In quell’istante si videro i marinai lasciare la tenda e riversarsi sul ponte della zattera. Parevano tutti in preda ad una viva esaltazione ed erano armati dei loro coltelli e qualcuno anche di scure.
Un uomo, un inglese alto, allampanato, barbuto, si fece innanzi.
– Comandante – disse.
– Cosa vuoi? – gli chiese Kardec.
– Io ed i miei compagni abbiamo fame.
– Ed anch’io.
– Sulla zattera vi è uno di troppo.
– Sei tu quello?...
– No, non ancora.
– E vuoi?...
– Che qualcuno muoia. Noi abbiamo fame e qui la carne abbonda – disse l’inglese con feroce accento.
– Comincia a offrire la tua ai tuoi compagni.
– Eh!?... Scherzate, signor Kardec?... Vi sono delle pelli nere, prima di quelle bianche!
– Va’ a prenderti Niombo, se ti senti tanto coraggioso d’affrontarlo.
– Più tardi verrà il suo turno, per ora ci basta la schiava.
Kardec impallidì orribilmente ed emise una specie di ruggito.

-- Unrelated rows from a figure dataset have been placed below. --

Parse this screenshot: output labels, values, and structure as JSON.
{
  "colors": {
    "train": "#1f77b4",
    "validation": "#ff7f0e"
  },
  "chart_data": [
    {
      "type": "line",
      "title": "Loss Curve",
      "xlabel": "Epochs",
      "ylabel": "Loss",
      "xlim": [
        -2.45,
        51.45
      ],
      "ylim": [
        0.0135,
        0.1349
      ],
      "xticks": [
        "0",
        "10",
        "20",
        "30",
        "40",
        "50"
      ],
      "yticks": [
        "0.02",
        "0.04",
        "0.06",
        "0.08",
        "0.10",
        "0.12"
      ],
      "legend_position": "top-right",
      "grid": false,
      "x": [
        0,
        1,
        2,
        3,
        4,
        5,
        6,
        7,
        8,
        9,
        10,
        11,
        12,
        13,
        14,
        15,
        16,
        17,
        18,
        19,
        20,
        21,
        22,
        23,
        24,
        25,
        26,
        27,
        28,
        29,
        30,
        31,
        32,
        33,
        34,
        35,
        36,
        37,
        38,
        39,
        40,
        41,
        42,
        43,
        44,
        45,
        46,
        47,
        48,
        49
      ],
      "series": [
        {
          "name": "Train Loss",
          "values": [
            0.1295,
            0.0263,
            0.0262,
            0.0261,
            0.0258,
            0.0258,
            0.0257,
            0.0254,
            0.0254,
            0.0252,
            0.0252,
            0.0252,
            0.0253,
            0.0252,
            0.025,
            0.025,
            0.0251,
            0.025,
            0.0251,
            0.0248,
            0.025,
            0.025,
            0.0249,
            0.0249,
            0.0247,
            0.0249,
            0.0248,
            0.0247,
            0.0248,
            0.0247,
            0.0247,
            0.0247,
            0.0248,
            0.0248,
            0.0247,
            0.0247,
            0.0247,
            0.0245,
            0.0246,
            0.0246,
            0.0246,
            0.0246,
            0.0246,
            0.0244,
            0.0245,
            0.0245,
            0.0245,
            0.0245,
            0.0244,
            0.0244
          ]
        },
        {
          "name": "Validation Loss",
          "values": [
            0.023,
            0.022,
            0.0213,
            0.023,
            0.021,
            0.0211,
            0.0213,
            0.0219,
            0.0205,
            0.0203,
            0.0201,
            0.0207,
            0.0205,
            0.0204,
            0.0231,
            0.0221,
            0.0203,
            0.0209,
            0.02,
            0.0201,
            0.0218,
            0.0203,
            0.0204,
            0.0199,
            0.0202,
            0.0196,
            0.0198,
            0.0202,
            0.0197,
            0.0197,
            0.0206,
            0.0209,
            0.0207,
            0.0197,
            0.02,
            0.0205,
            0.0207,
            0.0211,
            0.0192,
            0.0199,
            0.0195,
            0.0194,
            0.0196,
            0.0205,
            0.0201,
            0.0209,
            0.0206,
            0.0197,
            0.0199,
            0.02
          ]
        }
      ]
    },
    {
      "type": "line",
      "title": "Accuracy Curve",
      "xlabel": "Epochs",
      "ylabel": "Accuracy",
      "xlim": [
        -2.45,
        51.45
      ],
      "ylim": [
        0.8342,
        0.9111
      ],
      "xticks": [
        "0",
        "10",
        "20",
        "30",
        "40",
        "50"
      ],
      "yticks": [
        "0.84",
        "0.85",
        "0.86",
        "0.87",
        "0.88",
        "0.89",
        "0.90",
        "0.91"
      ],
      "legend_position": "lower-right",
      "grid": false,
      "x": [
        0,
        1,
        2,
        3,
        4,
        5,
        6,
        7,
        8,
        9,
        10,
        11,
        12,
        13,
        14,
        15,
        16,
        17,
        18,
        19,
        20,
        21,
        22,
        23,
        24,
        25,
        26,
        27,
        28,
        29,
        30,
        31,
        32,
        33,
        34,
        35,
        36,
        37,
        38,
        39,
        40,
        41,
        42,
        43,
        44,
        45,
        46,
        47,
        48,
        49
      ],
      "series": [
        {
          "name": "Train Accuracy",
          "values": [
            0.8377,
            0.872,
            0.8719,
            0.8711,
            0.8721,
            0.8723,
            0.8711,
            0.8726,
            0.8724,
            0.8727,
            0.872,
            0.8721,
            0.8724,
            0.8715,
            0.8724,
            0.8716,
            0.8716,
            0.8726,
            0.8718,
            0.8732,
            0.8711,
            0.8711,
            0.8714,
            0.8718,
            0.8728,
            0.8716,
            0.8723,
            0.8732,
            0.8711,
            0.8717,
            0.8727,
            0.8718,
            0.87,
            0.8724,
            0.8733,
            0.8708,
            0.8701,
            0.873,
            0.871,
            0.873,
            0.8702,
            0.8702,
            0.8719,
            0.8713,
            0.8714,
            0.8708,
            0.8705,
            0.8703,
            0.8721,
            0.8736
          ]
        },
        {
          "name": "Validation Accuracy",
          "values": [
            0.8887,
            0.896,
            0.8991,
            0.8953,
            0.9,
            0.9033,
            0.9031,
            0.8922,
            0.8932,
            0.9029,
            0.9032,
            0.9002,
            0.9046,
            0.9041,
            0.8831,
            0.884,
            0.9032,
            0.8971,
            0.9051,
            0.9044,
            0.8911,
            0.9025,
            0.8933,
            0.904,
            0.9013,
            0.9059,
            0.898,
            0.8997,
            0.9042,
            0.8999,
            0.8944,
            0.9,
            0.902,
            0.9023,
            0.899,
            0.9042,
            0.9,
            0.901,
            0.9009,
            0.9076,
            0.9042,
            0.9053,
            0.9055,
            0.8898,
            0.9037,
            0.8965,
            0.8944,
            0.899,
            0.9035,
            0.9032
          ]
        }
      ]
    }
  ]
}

– Vattene, miserabile, o t’uccido! – gridò, respingendolo violentemente.
– Eh per mille folgori! – urlò l’inglese. – Non mi lascio assassinare come Ovando io!...
– A morte la schiava! – vociarono parecchi marinai, facendosi innanzi. – Abbiamo fame!
– Indietro! Fermatevi! – gridò il dottore, slanciandosi in mezzo a loro assieme a Vasco. – Volete commettere un altro assassinio?... Non siete più marinai della Guadiana? Siete forse diventati più feroci degli antropofaghi della Nuova Zelanda?... Vergognatevi!
– Cosa vuole quel salassatore di malati? – chiese un marinaio, ridendo atrocemente. – Verrà più tardi la tua volta, quando ti faremo estrarre il bottone nero.
– Gettalo agli squali, che per noi è troppo magro – disse un altro. – Andrà a guarire i pesci.